The sex aspect aside, however, there is an emotional component to slavery that I'm only now really trying to put words and names to. The desire and need to submit, to commit, to give my self entirely to another, to please and serve and make someone happy, make their life better and more pleasant by what I do for them. Not just by what I do, but for them to court and accept my pliability to them.

I've always tried to please the one I loved or was interested in loving. To a large degree this meant an attempt to alter myself to conform to their needs, preferences and likes. This has been a source of conflict for me because I think the way I was raised is you find someone who loves you for who you are, who doesn't expect you to change.
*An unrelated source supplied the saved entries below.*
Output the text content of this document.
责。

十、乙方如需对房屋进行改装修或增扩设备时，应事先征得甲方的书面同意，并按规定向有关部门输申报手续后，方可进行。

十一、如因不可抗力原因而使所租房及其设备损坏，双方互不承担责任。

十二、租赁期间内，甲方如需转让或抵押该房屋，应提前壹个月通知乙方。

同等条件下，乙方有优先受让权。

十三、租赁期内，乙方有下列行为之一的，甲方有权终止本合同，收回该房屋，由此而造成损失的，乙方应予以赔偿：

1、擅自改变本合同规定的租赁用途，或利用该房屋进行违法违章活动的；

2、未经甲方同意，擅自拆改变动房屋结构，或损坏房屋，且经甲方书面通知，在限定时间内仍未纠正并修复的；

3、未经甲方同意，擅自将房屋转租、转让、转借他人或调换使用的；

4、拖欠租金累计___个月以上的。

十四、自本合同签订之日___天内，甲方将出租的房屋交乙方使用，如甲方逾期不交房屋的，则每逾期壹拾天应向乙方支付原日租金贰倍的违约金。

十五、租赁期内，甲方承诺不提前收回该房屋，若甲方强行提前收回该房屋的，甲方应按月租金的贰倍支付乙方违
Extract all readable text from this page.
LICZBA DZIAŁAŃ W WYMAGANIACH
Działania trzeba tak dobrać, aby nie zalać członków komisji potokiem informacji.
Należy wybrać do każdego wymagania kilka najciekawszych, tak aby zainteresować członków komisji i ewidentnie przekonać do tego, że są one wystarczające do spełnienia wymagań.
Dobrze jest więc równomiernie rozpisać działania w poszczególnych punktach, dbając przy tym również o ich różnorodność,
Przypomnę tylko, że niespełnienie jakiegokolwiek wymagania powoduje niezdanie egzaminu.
Part of the thing I question the most about slavery, or my idea of it, is the concept of altering myself to fit into someone else's paradigm. What I want the most in a relationship, at base, is someone who wants that conformity, who doesn't make me feel as if I have no sense of self or ego because I want to submit. I've found someone obviously who fits to me and who suits me, who is my match. However I never sat down and consciously began a search for such a man. I've always assumed, deep down, that such a man as I want might not want me. I might be too difficult because while I desire inside to submit, there's a part of me that resists that very instinct in myself and most people don't recognize the "protesting too much" as what it is, they just see the protest, not the interest behind it, the desire and the fear of admitting it.

I think my desire to conform and be molded to my Master, to strive to become his perfect companion, mate, plaything, whatever, is what I have to offer. I think also my intelligence and ability to love strongly and completely is also something I have to offer. I just need to learn to make these offers despite the audience that might be there, and might not approve, and be willing to alter my level and direction and style to suit my Master, if necessary.